“I’ve stepped over from Balls Pond at a early hour,” said Mr Perch, confidentially looking in at the room door, and stopping on the mat to wipe his shoes all round, which had no mud upon them, “agreeable to my instructions last night. They was, to be sure and bring a note to you, Mr Carker, before you went out in the morning. I should have been here a good hour and a half ago,” said Mr Perch, meekly, “but for the state of health of Mrs P., who I thought I should have lost in the night, I do assure you, five distinct times.”

“Is your wife so ill?” asked Harriet.

“Why, you see,” said Mr Perch, first turning round to shut the door carefully, “she takes what has happened in our House so much to heart, Miss. Her nerves is so very delicate, you see, and soon unstrung. Not but what the strongest nerves had good need to be shook, I’m sure. You feel it very much yourself, no doubts.”

Harriet repressed a sigh, and glanced at her brother.

“I’m sure I feel it myself, in my humble way,” Mr Perch went on to say, with a shake of his head, “in a manner I couldn’t have believed if I hadn’t been called upon to undergo. It has almost the effect of drink upon me. I literally feels every morning as if I had been taking more than was good for me over-night.”

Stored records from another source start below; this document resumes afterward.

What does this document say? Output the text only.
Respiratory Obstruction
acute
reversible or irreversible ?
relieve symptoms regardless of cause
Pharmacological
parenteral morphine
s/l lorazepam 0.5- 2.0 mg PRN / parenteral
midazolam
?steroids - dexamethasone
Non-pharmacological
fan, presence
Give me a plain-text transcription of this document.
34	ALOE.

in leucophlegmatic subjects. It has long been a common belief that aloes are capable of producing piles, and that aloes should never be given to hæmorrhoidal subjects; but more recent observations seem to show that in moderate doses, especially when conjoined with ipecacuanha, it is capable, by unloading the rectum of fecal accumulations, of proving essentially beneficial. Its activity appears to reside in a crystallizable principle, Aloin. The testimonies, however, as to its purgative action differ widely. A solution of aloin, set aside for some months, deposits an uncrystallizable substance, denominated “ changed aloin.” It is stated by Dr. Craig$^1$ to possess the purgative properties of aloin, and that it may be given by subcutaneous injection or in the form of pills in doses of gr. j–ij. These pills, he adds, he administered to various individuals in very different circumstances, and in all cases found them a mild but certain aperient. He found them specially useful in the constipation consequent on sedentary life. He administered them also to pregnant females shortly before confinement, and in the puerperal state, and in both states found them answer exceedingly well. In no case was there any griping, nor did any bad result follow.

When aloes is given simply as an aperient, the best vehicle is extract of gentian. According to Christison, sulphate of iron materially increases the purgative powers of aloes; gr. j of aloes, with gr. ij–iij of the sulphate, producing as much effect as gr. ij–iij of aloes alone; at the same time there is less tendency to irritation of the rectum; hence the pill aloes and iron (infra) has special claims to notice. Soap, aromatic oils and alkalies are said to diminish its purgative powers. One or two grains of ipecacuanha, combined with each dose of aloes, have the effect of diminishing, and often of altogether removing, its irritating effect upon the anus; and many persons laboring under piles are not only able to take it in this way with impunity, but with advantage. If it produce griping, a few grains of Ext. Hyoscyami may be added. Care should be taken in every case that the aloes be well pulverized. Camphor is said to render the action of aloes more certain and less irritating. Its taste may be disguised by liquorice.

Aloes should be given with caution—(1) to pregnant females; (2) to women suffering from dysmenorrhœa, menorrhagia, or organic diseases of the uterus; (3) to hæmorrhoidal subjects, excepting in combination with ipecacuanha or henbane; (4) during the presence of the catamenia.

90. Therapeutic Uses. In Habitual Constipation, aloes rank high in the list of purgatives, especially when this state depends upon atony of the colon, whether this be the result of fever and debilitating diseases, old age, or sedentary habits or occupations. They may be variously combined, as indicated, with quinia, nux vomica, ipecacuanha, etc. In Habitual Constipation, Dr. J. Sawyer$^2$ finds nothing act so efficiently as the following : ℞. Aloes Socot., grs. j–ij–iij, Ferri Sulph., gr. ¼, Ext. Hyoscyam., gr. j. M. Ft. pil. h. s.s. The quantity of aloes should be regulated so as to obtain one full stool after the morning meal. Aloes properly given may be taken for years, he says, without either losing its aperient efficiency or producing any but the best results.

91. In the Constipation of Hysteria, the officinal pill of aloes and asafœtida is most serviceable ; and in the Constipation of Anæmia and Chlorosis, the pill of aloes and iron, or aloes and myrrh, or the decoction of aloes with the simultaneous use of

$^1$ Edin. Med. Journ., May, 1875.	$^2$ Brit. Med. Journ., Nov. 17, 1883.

Mr Perch’s appearance corroborated this recital of his symptoms. There was an air of feverish lassitude about it, that seemed referable to drams; and, which, in fact, might no doubt have been traced to those numerous discoveries of himself in the bars of public-houses, being treated and questioned, which he was in the daily habit of making.

“Therefore I can judge,” said Mr Perch, shaking his head and speaking in a silvery murmur, “of the feelings of such as is at all peculiarly sitiwated in this most painful rewelation.”

Here Mr Perch waited to be confided in; and receiving no confidence, coughed behind his hand. This leading to nothing, he coughed behind his hat; and that leading to nothing, he put his hat on the ground and sought in his breast pocket for the letter.

“If I rightly recollect, there was no answer,” said Mr Perch, with an affable smile; “but perhaps you’ll be so good as cast your eye over it, Sir.”

John Carker broke the seal, which was Mr Dombey’s, and possessing himself of the contents, which were very brief, replied, “No. No answer is expected.”